Why do I withhold judgement against animal abusers who pay others to do the bloody work? Here are two logical reasons:
- Hurting and killing animals is accepted behavior in our society. Everyone does it. It is normal and expected. I used to do it. I’d be the extreme one if I expected my friends and family to give up this practice just because it was unnecessary. Just as racism and xenophobia used to be the norm, animal exploitation is not frowned upon and to judge my friends, family, or colleagues for this practice would be bizarre.
- Judging people doesn’t reduce the suffering. No amount of condemnation, self-righteous grand standing, or subtle guilting makes veganism more appealing.
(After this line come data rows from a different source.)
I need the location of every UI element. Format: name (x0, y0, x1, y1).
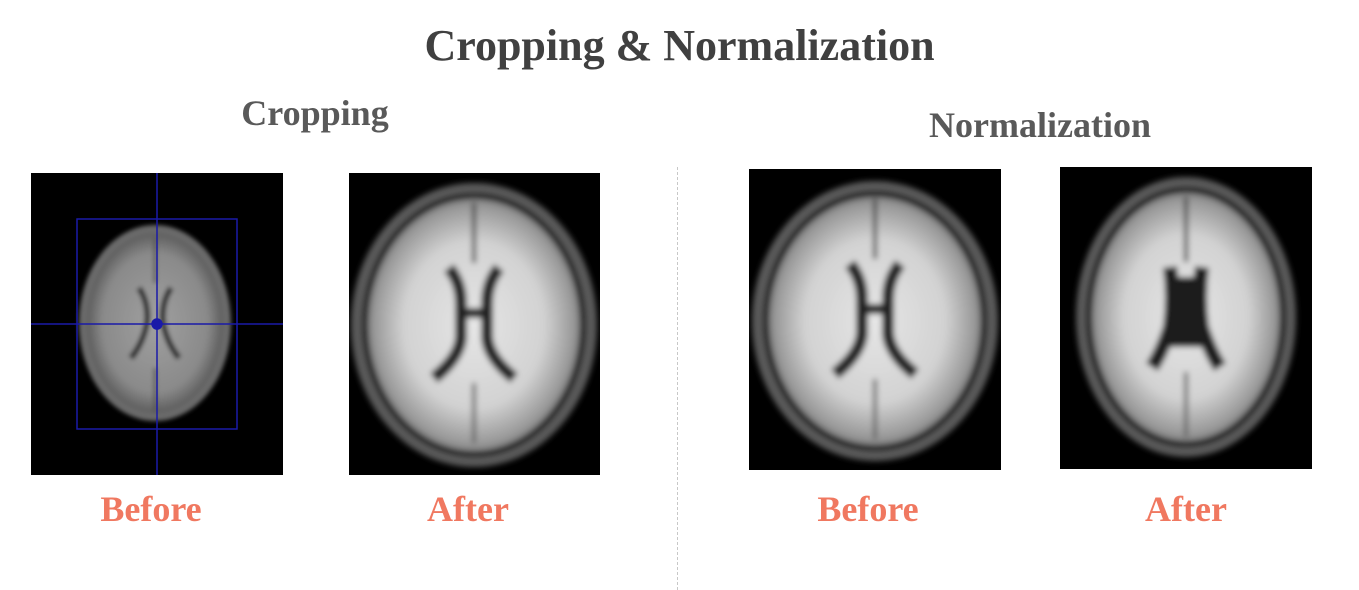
section-divider (677, 167, 678, 590)
normalization-after-image (1060, 167, 1312, 469)
normalization-before-label: Before (817, 489, 919, 529)
normalization-heading: Normalization (929, 105, 1151, 145)
normalization-before-image (749, 169, 1001, 470)
page-title: Cropping & Normalization (424, 21, 935, 70)
cropping-after-image (349, 173, 600, 475)
crosshair-center (151, 318, 163, 330)
cropping-heading: Cropping (241, 93, 389, 133)
cropping-after-label: After (427, 489, 509, 529)
cropping-before-label: Before (100, 489, 202, 529)
cropping-before-image (31, 173, 283, 475)
normalization-after-label: After (1145, 489, 1227, 529)
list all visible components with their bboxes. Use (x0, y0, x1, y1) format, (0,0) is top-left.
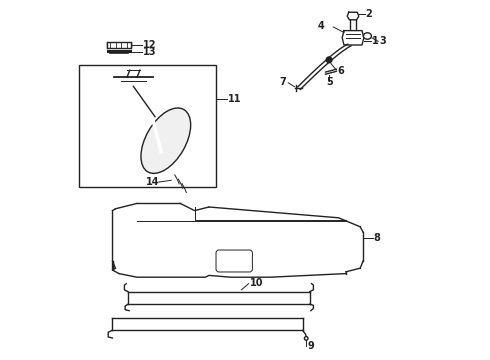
Text: 11: 11 (228, 94, 242, 104)
Text: 5: 5 (326, 77, 333, 87)
Text: 7: 7 (279, 77, 286, 87)
FancyBboxPatch shape (216, 250, 252, 272)
Bar (107, 42, 131, 48)
Text: 1: 1 (372, 36, 378, 46)
Polygon shape (347, 12, 359, 20)
Text: 8: 8 (373, 233, 380, 243)
Text: 12: 12 (143, 40, 157, 50)
Text: 2: 2 (365, 9, 372, 19)
Text: 14: 14 (146, 177, 160, 187)
Text: 3: 3 (379, 36, 386, 46)
Polygon shape (342, 31, 364, 45)
Text: 10: 10 (250, 278, 263, 288)
Text: 9: 9 (307, 341, 314, 351)
Text: 13: 13 (143, 47, 157, 57)
Circle shape (304, 337, 308, 340)
Text: 4: 4 (318, 21, 325, 31)
Ellipse shape (364, 33, 371, 39)
Circle shape (326, 57, 332, 63)
Bar (79, 65, 216, 187)
Text: 6: 6 (337, 66, 344, 76)
Ellipse shape (141, 108, 191, 174)
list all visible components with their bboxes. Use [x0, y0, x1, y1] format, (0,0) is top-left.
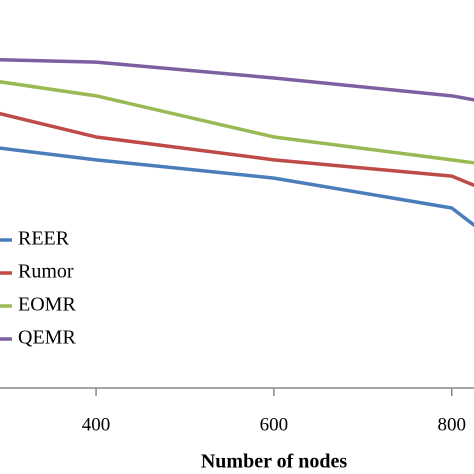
x-tick-label: 600: [260, 414, 289, 435]
data-line: [0, 146, 474, 228]
legend-label: Rumor: [18, 261, 74, 283]
x-tick-label: 800: [438, 414, 467, 435]
x-tick-label: 400: [82, 414, 111, 435]
plot-area: [0, 58, 474, 228]
legend-label: EOMR: [18, 294, 76, 316]
x-axis-title: Number of nodes: [201, 451, 348, 473]
legend-label: REER: [18, 228, 70, 250]
data-line: [0, 58, 474, 102]
data-line: [0, 80, 474, 165]
legend-label: QEMR: [18, 327, 76, 349]
data-line: [0, 111, 474, 188]
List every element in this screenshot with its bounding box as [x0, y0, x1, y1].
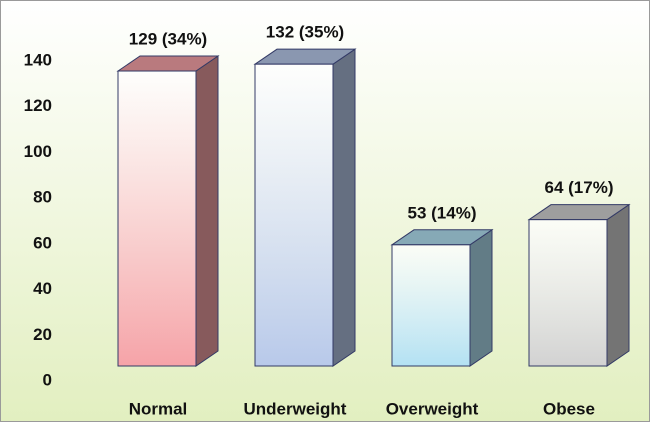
y-tick-label: 100	[24, 142, 52, 161]
y-tick-label: 60	[33, 233, 52, 252]
bar-side	[469, 228, 493, 367]
bar	[116, 55, 220, 367]
bar-front	[391, 244, 471, 367]
bar	[527, 203, 631, 367]
bar-side	[606, 203, 630, 367]
bar-front	[254, 63, 334, 367]
y-tick-label: 120	[24, 96, 52, 115]
data-label: 132 (35%)	[266, 23, 344, 42]
bar-front	[528, 219, 608, 367]
y-tick-label: 0	[43, 370, 52, 389]
bar	[390, 228, 494, 367]
bar-side	[195, 55, 219, 367]
bar-front	[117, 70, 197, 367]
y-tick-label: 40	[33, 279, 52, 298]
data-label: 64 (17%)	[545, 178, 614, 197]
x-tick-label: Normal	[129, 399, 188, 418]
y-tick-label: 80	[33, 188, 52, 207]
y-tick-label: 20	[33, 325, 52, 344]
data-label: 129 (34%)	[129, 30, 207, 49]
data-label: 53 (14%)	[408, 203, 477, 222]
x-tick-label: Obese	[543, 399, 595, 418]
bar	[253, 48, 357, 367]
bar-side	[332, 48, 356, 367]
x-tick-label: Overweight	[386, 399, 479, 418]
y-tick-label: 140	[24, 50, 52, 69]
x-tick-label: Underweight	[244, 399, 347, 418]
My secret crying, public protesting, or this blog post will not reduce the number of animals in pain in the future. People deserve compassion and I have no right to judge anyone. Contrary to what this post might seem, I don’t have a high horse. Just a broken heart.
But the real reason is that if I were to judge my friends for what they do it animals, I’d have to think about it for more than a few minutes each morning. And that amount of grief is debilitating. My friend Alex recently pointed out that my high standards cause my disappointment. I disagreed when it comes to veganism. If I held everyone to vegan standards, disappointment would be the least of my problems. I’d be overwhelmed, wrecked, distraught—there is no usefulness in the feeling I sit with this morning.
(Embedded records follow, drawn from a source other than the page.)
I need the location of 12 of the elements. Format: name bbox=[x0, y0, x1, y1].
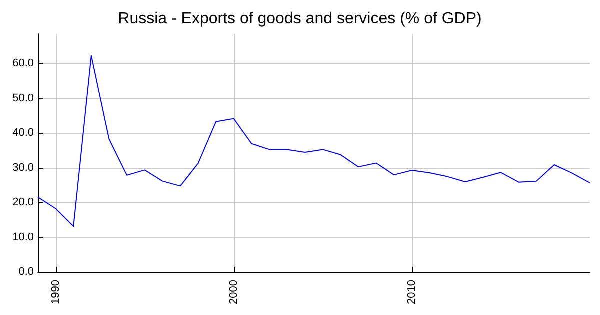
x-tick-label: 2000 bbox=[228, 280, 240, 304]
x-tick-label: 2010 bbox=[406, 280, 418, 304]
y-tick-label: 40.0 bbox=[12, 127, 34, 140]
x-tick-label: 1990 bbox=[50, 280, 62, 304]
y-tick-label: 20.0 bbox=[12, 196, 34, 209]
y-tick-label: 10.0 bbox=[12, 231, 34, 244]
line-series bbox=[38, 55, 590, 227]
y-tick-label: 0.0 bbox=[18, 266, 34, 278]
y-tick-label: 50.0 bbox=[12, 92, 34, 104]
y-tick-label: 60.0 bbox=[12, 58, 34, 70]
chart-title: Russia - Exports of goods and services (% of GDP) bbox=[118, 10, 482, 28]
y-tick-label: 30.0 bbox=[12, 162, 34, 174]
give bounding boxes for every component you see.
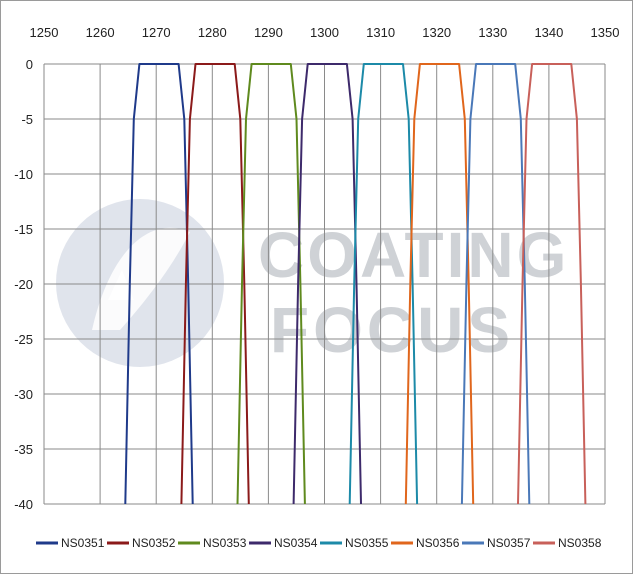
- y-tick-label: -20: [14, 277, 33, 292]
- x-tick-label: 1350: [591, 25, 620, 40]
- y-tick-label: -10: [14, 167, 33, 182]
- x-axis: 1250 1260 1270 1280 1290 1300 1310 1320 1330 1340…: [30, 25, 620, 40]
- series-group: [124, 63, 587, 505]
- x-tick-label: 1290: [254, 25, 283, 40]
- x-tick-label: 1270: [142, 25, 171, 40]
- legend-label: NS0358: [558, 536, 602, 550]
- series-line-ns0358: [517, 63, 587, 505]
- x-tick-label: 1310: [366, 25, 395, 40]
- y-tick-label: -30: [14, 387, 33, 402]
- legend-label: NS0354: [274, 536, 318, 550]
- watermark-logo-swoosh: [92, 227, 190, 330]
- watermark-text-line2: FOCUS: [270, 294, 514, 366]
- y-axis: 0 -5 -10 -15 -20 -25 -30 -35 -40: [14, 57, 33, 512]
- y-tick-label: -25: [14, 332, 33, 347]
- grid: [43, 63, 606, 505]
- y-tick-label: -40: [14, 497, 33, 512]
- y-tick-label: -15: [14, 222, 33, 237]
- legend-label: NS0356: [416, 536, 460, 550]
- x-tick-label: 1320: [422, 25, 451, 40]
- x-tick-label: 1280: [198, 25, 227, 40]
- legend-label: NS0353: [203, 536, 247, 550]
- legend-label: NS0352: [132, 536, 176, 550]
- y-tick-label: -5: [21, 112, 33, 127]
- x-tick-label: 1330: [478, 25, 507, 40]
- legend-label: NS0351: [61, 536, 105, 550]
- x-tick-label: 1340: [534, 25, 563, 40]
- x-tick-label: 1300: [310, 25, 339, 40]
- watermark-logo-mark: [108, 270, 134, 300]
- legend: NS0351 NS0352 NS0353 NS0354 NS0355 NS0356 NS03…: [36, 536, 602, 550]
- y-tick-label: -35: [14, 442, 33, 457]
- legend-label: NS0355: [345, 536, 389, 550]
- x-tick-label: 1260: [86, 25, 115, 40]
- y-tick-label: 0: [26, 57, 33, 72]
- x-tick-label: 1250: [30, 25, 59, 40]
- legend-label: NS0357: [487, 536, 531, 550]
This morning I lied in bed with tears stinging the sides of my cheeks. Right now I can hear their labored breath. I can see their eyes. If I let my mind wander, I can reach out and feel their bristly muddy fur and feathers. I can hear squeals and panicked deep cries. I know that they are in cages, in dark places, in pain, completely without comfort or hope. Never experiencing a moment of human kindness or mercy. My stomach is cramped. Thinking about this for even more than a few minutes is crippling.
Beasts are suffering horrors we can’t bear to watch because my friends like the taste of cheese—or chicken or bacon or yogurt or buttery pastries, or juicy burgers or what ever flavor idea they have that makes it worth it for them. Today I am without hope. My heart breaks. I am miles beyond disappointed.
Most days I am comforted with the fact that there are growing numbers of people abandoning practices of animal abuse, exploitation, and killing for a kinder future. Not today. Today I am inconsolable.